Warum die Bocholter Kirmes 44 Jahre älter ist als bisher angenommen!
Mittwoch, 11. Oktober 2023 - 14:09

Bislang heißt es auf allen Plakaten und Bekanntmachungen zur diesjährigen Bocholter Kirmes: "569 Jahre - Die Attraktion mit Tradition".

Warum dieser Slogan aber historisch inkorrekt ist, hat nun unser Archivmitarbeiter Wolfgang Tembrink herausgefunden und in der neuen Ausgabe "Unser Bocholt" veröffentlicht.

"Riesenrad und Autoscooter, Musik-Express und Geisterbahn – ein jeder kennt diese Begriffe und verbindet sie sogleich mit dem sich jährlich wiederholenden Großereignis inmitten der City: Die Rede ist von der Bocholter Herbstkirmes, die der Bevölkerung seit Jahr und Tag Abwechslung, Geselligkeit, Unterhaltung und Vergnügen bietet. Wie aber sahen diese lebhaft-temperamentvollen Festtage in früheren Zeiten aus, als die elektrische Energie kaum verbreitet und computergesteuerte Automaten und Maschinen gänzlich unbekannt waren?
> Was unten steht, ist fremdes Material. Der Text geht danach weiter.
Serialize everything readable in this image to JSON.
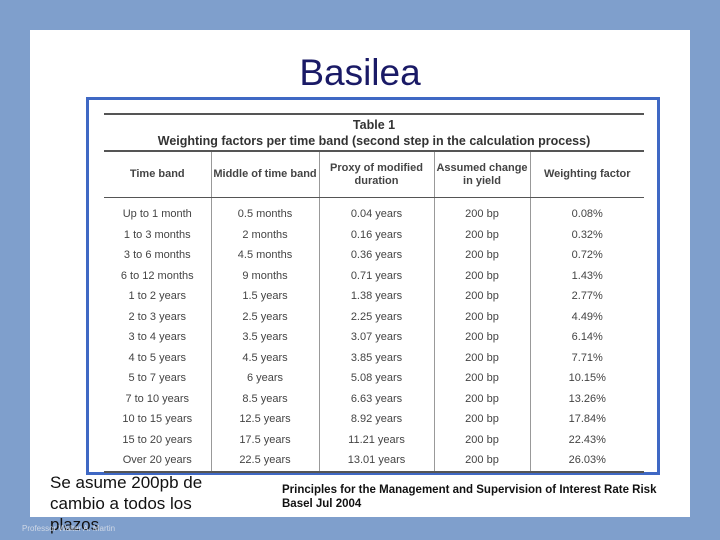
{
  "slide": {
    "title": "Basilea",
    "left_note": "Se asume 200pb de cambio a todos los plazos",
    "source_note": "Principles for the Management and Supervision of Interest Rate Risk Basel Jul 2004",
    "footer": "Professor Walter A. Martin"
  },
  "table": {
    "caption_line1": "Table 1",
    "caption_line2": "Weighting factors per time band (second step in the calculation process)",
    "headers": [
      "Time band",
      "Middle of time band",
      "Proxy of modified duration",
      "Assumed change in yield",
      "Weighting factor"
    ],
    "rows": [
      [
        "Up to 1 month",
        "0.5 months",
        "0.04 years",
        "200 bp",
        "0.08%"
      ],
      [
        "1 to 3 months",
        "2 months",
        "0.16 years",
        "200 bp",
        "0.32%"
      ],
      [
        "3 to 6 months",
        "4.5 months",
        "0.36 years",
        "200 bp",
        "0.72%"
      ],
      [
        "6 to 12 months",
        "9 months",
        "0.71 years",
        "200 bp",
        "1.43%"
      ],
      [
        "1 to 2 years",
        "1.5 years",
        "1.38 years",
        "200 bp",
        "2.77%"
      ],
      [
        "2 to 3 years",
        "2.5 years",
        "2.25 years",
        "200 bp",
        "4.49%"
      ],
      [
        "3 to 4 years",
        "3.5 years",
        "3.07 years",
        "200 bp",
        "6.14%"
      ],
      [
        "4 to 5 years",
        "4.5 years",
        "3.85 years",
        "200 bp",
        "7.71%"
      ],
      [
        "5 to 7 years",
        "6 years",
        "5.08 years",
        "200 bp",
        "10.15%"
      ],
      [
        "7 to 10 years",
        "8.5 years",
        "6.63 years",
        "200 bp",
        "13.26%"
      ],
      [
        "10 to 15 years",
        "12.5 years",
        "8.92 years",
        "200 bp",
        "17.84%"
      ],
      [
        "15 to 20 years",
        "17.5 years",
        "11.21 years",
        "200 bp",
        "22.43%"
      ],
      [
        "Over 20 years",
        "22.5 years",
        "13.01 years",
        "200 bp",
        "26.03%"
      ]
    ]
  }
}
Früher, irgendwo in der Vergangenheit, was für ein weit gefasster Begriff! Beim Jubiläum 800 Jahre Bocholt sprach man 2022 gar von der 568. Kirmes, die in der Stadt abgehalten wurde: „568 Jahre – Die Attraktion mit Tradition". Das würde bedeuten, dass dieses Ereignis 1455 zur Weihe von Chor, Hochaltar und Sakristei der noch nicht ganz vollendeten St.-Georg-Kirche ihren Anfang genommen hätte. Kann diese Aufrechnung bestehen bleiben? Was aber, wenn der Ursprung der Bocholter Kirmes noch weiter zurückliegt? In diesem Falle wäre eine Neuzählung sicher unumgänglich. [...]
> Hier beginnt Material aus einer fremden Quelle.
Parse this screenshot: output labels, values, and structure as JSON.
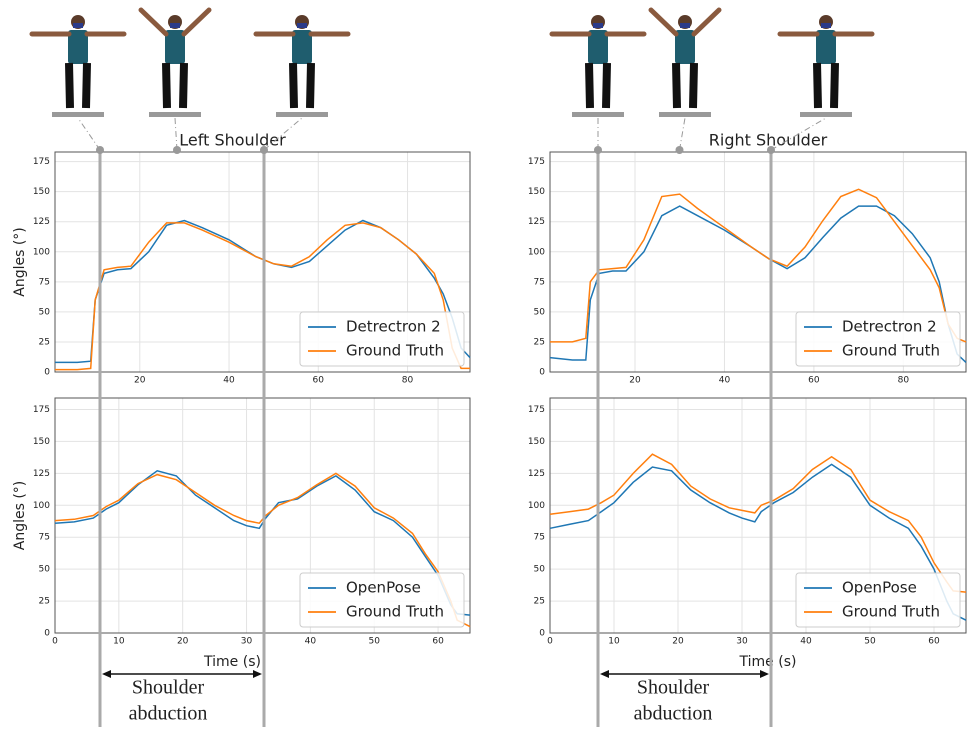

In den städtischen Rechnungsbüchern des ausgehenden Mittelalters lassen sich mehrere Beweise finden, die eine Bocholter Kirmes vor dem Jahr 1455 belegen. Erster Beweis ist die Notiz im städtischen Rechnungsbuch des Jahres 1435. Darin heißt es bei den Eintragungen der Ausgaben u. a. „Item des mandage na unser kermysse halde reyner krechtynch to my ii olde brasd dye men den harnaschmeker gaf von enescheden dye he makede to der sagen […]“. 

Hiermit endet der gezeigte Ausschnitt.